Turkey’s poverty line, which refers to the total amount a family of four needs to live without feeling deprived of food and the money required to pay other expenses such as rent and utilities, has risen to 41,626 lira ($1,541), as millions in the country struggle to get by on a minimum wage of 11,402 lira ($422), according to data released by the research unit of the United Metal Workers Union (BİSAM), an affiliate of the Revolutionary Workers Confederation (DİSK).
In August the amount needed for a family of four to maintain a healthy and balanced diet — referred to as the hunger line — also increased, reaching 12,034 lira ($445), BİSAM reported on Friday. The organization determines the poverty line based on various factors including education, health, housing, entertainment, heating and transportation costs, representing the necessary expenditures a family incurs to avoid deprivation.

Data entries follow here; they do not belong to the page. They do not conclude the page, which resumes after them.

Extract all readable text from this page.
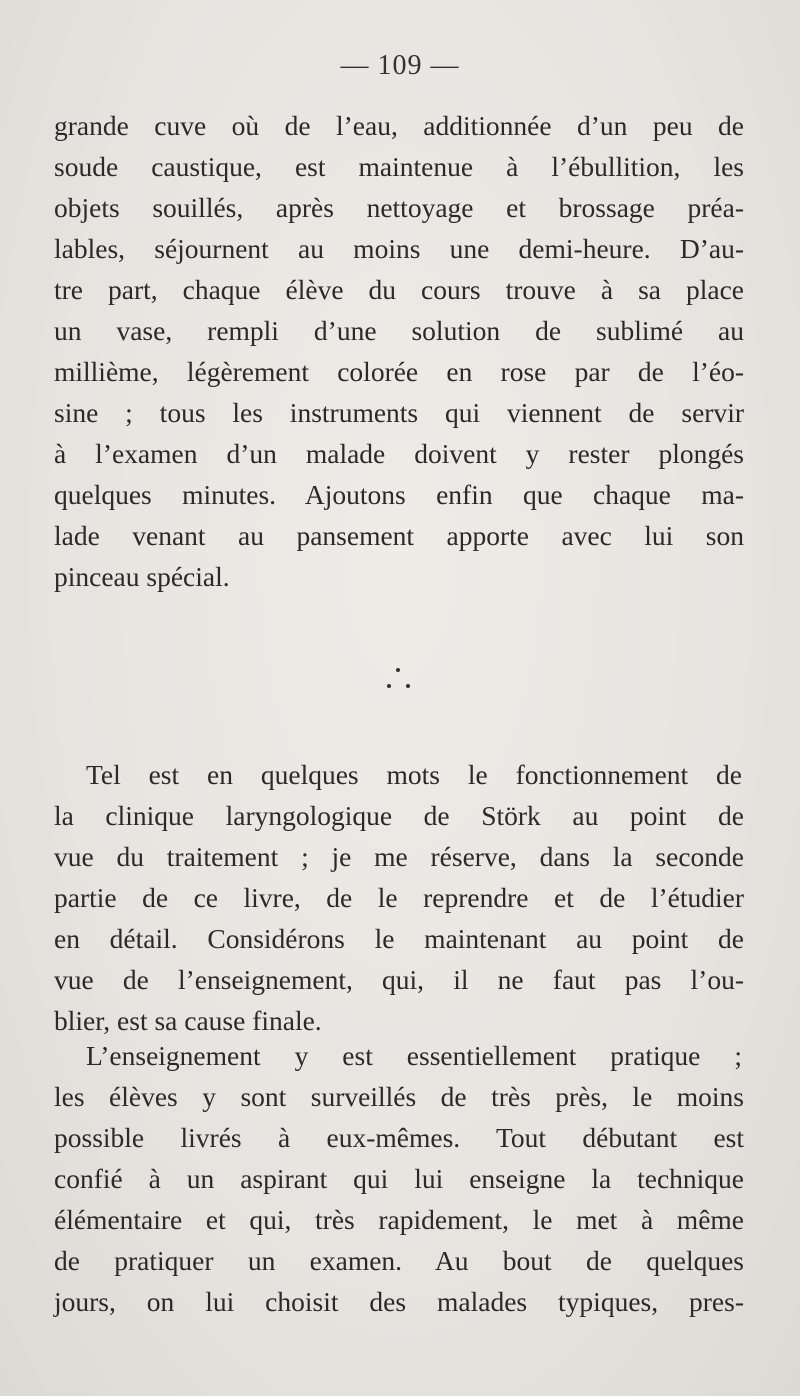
— 109 —
grande cuve où de l’eau, additionnée d’un peu de
soude caustique, est maintenue à l’ébullition, les
objets souillés, après nettoyage et brossage préa-
lables, séjournent au moins une demi-heure. D’au-
tre part, chaque élève du cours trouve à sa place
un vase, rempli d’une solution de sublimé au
millième, légèrement colorée en rose par de l’éo-
sine ; tous les instruments qui viennent de servir
à l’examen d’un malade doivent y rester plongés
quelques minutes. Ajoutons enfin que chaque ma-
lade venant au pansement apporte avec lui son
pinceau spécial.
Tel est en quelques mots le fonctionnement de
la clinique laryngologique de Störk au point de
vue du traitement ; je me réserve, dans la seconde
partie de ce livre, de le reprendre et de l’étudier
en détail. Considérons le maintenant au point de
vue de l’enseignement, qui, il ne faut pas l’ou-
blier, est sa cause finale.
L’enseignement y est essentiellement pratique ;
les élèves y sont surveillés de très près, le moins
possible livrés à eux-mêmes. Tout débutant est
confié à un aspirant qui lui enseigne la technique
élémentaire et qui, très rapidement, le met à même
de pratiquer un examen. Au bout de quelques
jours, on lui choisit des malades typiques, pres-
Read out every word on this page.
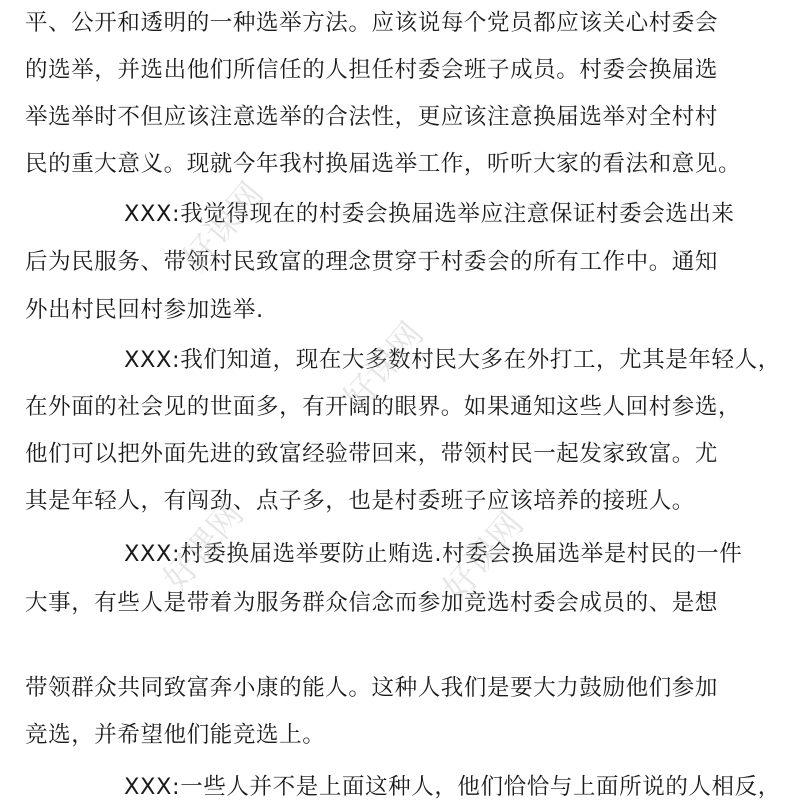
平、公开和透明的一种选举方法。应该说每个党员都应该关心村委会
的选举，并选出他们所信任的人担任村委会班子成员。村委会换届选
举选举时不但应该注意选举的合法性，更应该注意换届选举对全村村
民的重大意义。现就今年我村换届选举工作，听听大家的看法和意见。
XXX:我觉得现在的村委会换届选举应注意保证村委会选出来
后为民服务、带领村民致富的理念贯穿于村委会的所有工作中。通知
外出村民回村参加选举.
XXX:我们知道，现在大多数村民大多在外打工，尤其是年轻人，
在外面的社会见的世面多，有开阔的眼界。如果通知这些人回村参选，
他们可以把外面先进的致富经验带回来，带领村民一起发家致富。尤
其是年轻人，有闯劲、点子多，也是村委班子应该培养的接班人。
XXX:村委换届选举要防止贿选.村委会换届选举是村民的一件
大事，有些人是带着为服务群众信念而参加竞选村委会成员的、是想
带领群众共同致富奔小康的能人。这种人我们是要大力鼓励他们参加
竞选，并希望他们能竞选上。
XXX:一些人并不是上面这种人，他们恰恰与上面所说的人相反，
好课网
好课网
好课网	好课网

Breaking down the monthly costs of necessary goods for different demographic groups, the report noted that adult males require 3,301 lira, adult females 3,145 lira, teenagers between 15 and 18 years 3,391 lira and children aged between 4 and 6 years 2,197 lira to sustain a healthy and balanced diet.
This latest data mark an increase from July’s figures, where the hunger and poverty lines were documented by BİSAM at 11,525 lira and 39,886 lira, respectively. It offers insight into the climbing cost of living Turkish families face, highlighting a persistent trend of economic hardship in the nation.
Inflation has become a pressing issue in Turkey, reaching an annual rate of 58.9 percent in August, according to official data.
Over the past several years the country has been suffering from a deteriorating economy, with high inflation and unemployment, as well as a poor human rights record. President Recep Tayyip Erdoğan is criticized for mishandling the economy, emptying the state’s coffers and establishing one-man rule in the country where dissent is suppressed and opponents are jailed on politically motivated charges.